In these formulas, true positives are the number of correctly predicted instances of a particular class, false positives are the number of instances that were incorrectly predicted as that class, and false negatives are the number of instances of that class that were incorrectly predicted as another class.

The confusion matrix is a table that shows the number of true positives, true negatives, false positives, and false negatives for each class.


# Evaluate the model
print("Accuracy: {:.2f}%".format(100 * accuracy_score(y_test, y_pred)))
Accuracy: 97.01%
print("Precision: {:.2f}%".format(100 * precision_score(y_test, y_pred, average='weighted')))
Precision: 97.20%
print("Recall: {:.2f}%".format(100 * recall_score(y_test, y_pred, average='weighted')))
Recall: 97.01%
print("F1 score: {:.2f}%".format(100 * f1_score(y_test, y_pred, average='macro')))
F1 score: 97.00%
print("Confusion Matrix:\n", confusion_matrix(y_test, y_pred))
Confusion Matrix:
 [[31  0  0]
 [ 2 16  0]
 [ 0  0 18]]

We can see that our model has an accuracy of 97%, which means it correctly classified 97% of instances. The precision and recall scores are also high, indicating that our model performed well in classifying instances for each class.
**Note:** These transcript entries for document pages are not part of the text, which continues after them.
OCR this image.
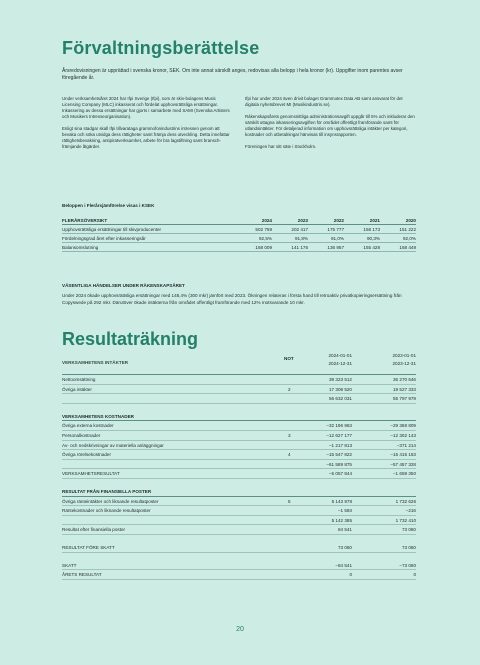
Förvaltningsberättelse
Årsredovisningen är upprättad i svenska kronor, SEK. Om inte annat särskilt anges, redovisas alla belopp i hela kronor (kr). Uppgifter inom parentes avser föregående år.

Under verksamhetsåret 2024 har Ifpi Sverige (Ifpi), som är skiv-bolagens Music Licensing Company (MLC) inkasserat och fördelat upphovsrättsliga ersättningar. Inkassering av dessa ersättningar har gjorts i samarbete med SAMI (Svenska Artisters och Musikers Intresseorganisation).

Enligt sina stadgar skall Ifpi tillvarataga grammofonindustrins intressen genom att bevaka och söka utvidga dess rättigheter samt främja dess utveckling. Detta innefattar rättighetsbevakning, antipiratverksamhet, arbete för bra lagstiftning samt bransch-främjande åtgärder.

Ifpi har under 2024 även drivit bolaget Grammotex Data AB samt ansvarat för det digitala nyhetsbrevet MI (Musikindustrin.se).

Rákenskapsårets genomsnittliga administrationsavgift uppgår till 5% och inkluderar den särskilt uttagna inkasseringsavgiften för området offentligt framförande samt för utlandsintäkter. För detaljerad information om upphovsrättsliga intäkter per kategori, kostnader och utbetalningar hänvisas till insynsrapporten.

Föreningen har sitt säte i Stockholm.

Beloppen i Flerårsjämförelse visas i KSEK
FLERÅRSÖVERSIKT	2024	2023	2022	2021	2020
Upphovsrättsliga ersättningar till skivproducenter	502 759	202 417	175 777	158 173	151 222
Fördelningsgrad året efter inkasseringsår	92,5%	91,8%	91,0%	90,3%	92,0%
Balansomslutning	168 009	141 176	136 957	155 428	168 449
VÄSENTLIGA HÄNDELSER UNDER RÄKENSKAPSÅRET
Under 2024 ökade upphovsrättsliga ersättningar med 148,4% (300 mkr) jämfört med 2023. Ökningen relateras i första hand till retroaktiv privatkopieringsersättning från Copyswede på 292 mkr. Därutöver ökade intäkterna från området offentligt framförande med 12% motsvarande 10 mkr.
Resultaträkning
VERKSAMHETENS INTÄKTER
NOT
2024-01-01
2024-12-31
2023-01-01
2023-12-31
Nettoomsättning	39 323 512	36 270 646
Övriga intäkter	2	17 308 520	19 527 333
56 632 031	55 797 979
VERKSAMHETENS KOSTNADER
Övriga externa kostnader	−32 196 963	−29 368 809
Personalkostnader	3	−12 627 177	−12 302 143
Av- och nedskrivningar av materiella anläggningar	−1 217 813	−371 214
Övriga rörelsekostnader	4	−15 547 822	−15 415 163
−61 589 875	−57 457 328
VERKSAMHETSRESULTAT	−5 057 844	−1 659 350
RESULTAT FRÅN FINANSIELLA POSTER
Övriga ränteintäkter och liknande resultatposter	5	5 143 978	1 732 626
Räntekostnader och liknande resultatposter	−1 593	−216
5 142 385	1 732 410
Resultat efter finansiella poster	84 541	73 060
RESULTAT FÖRE SKATT	73 060	73 060
SKATT	−84 541	−73 060
ÅRETS RESULTAT	0	0
20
The confusion matrix provides us with more detailed information about the number of correctly and incorrectly classified instances for each class.

Let’s take a look at the decision tree we made.


# Visualize the decision tree
dot_data = export_graphviz(tree, out_file=None, 
                           feature_names=data_final_vars,  
                           class_names=['Adelie', 'Chinstrap', 'Gentoo'],  
                           filled=True, rounded=True,  
                           special_characters=True)  

graph = graphviz.Source(dot_data)  

# create the plot as a png file on your directory
#graph.render("penguins_decision_tree.png") 

Each box is called ‘node’, the node shows the rules and the subsets created, it comes together with Gini index, so we can track how pure each node gets.

Let’s take a better look at the Gini index: \[ Gini = 1 - \sum_{i=1}^c (p_i)^2 \]

Where:

  • \(c\) is the number of classes in the target variable

  • \(p_i\) is the proportion of observations belonging to class i in the node

The Gini index ranges from 0 to 1, where a Gini index of 0 means all observations in the node belong to the same class (pure node), and a Gini index of 1 means that the node contains an equal proportion of observations from each class (impure node). In general, a lower Gini index indicates a better split for the decision tree.

You got it! We’ve covered a lot of ground in this post, from exploring our dataset and identifying key features, to preprocessing our data and training a decision tree model to predict penguin species. And the best part? Our model performed really well. Next we will talk about random forest, until then, keep coding!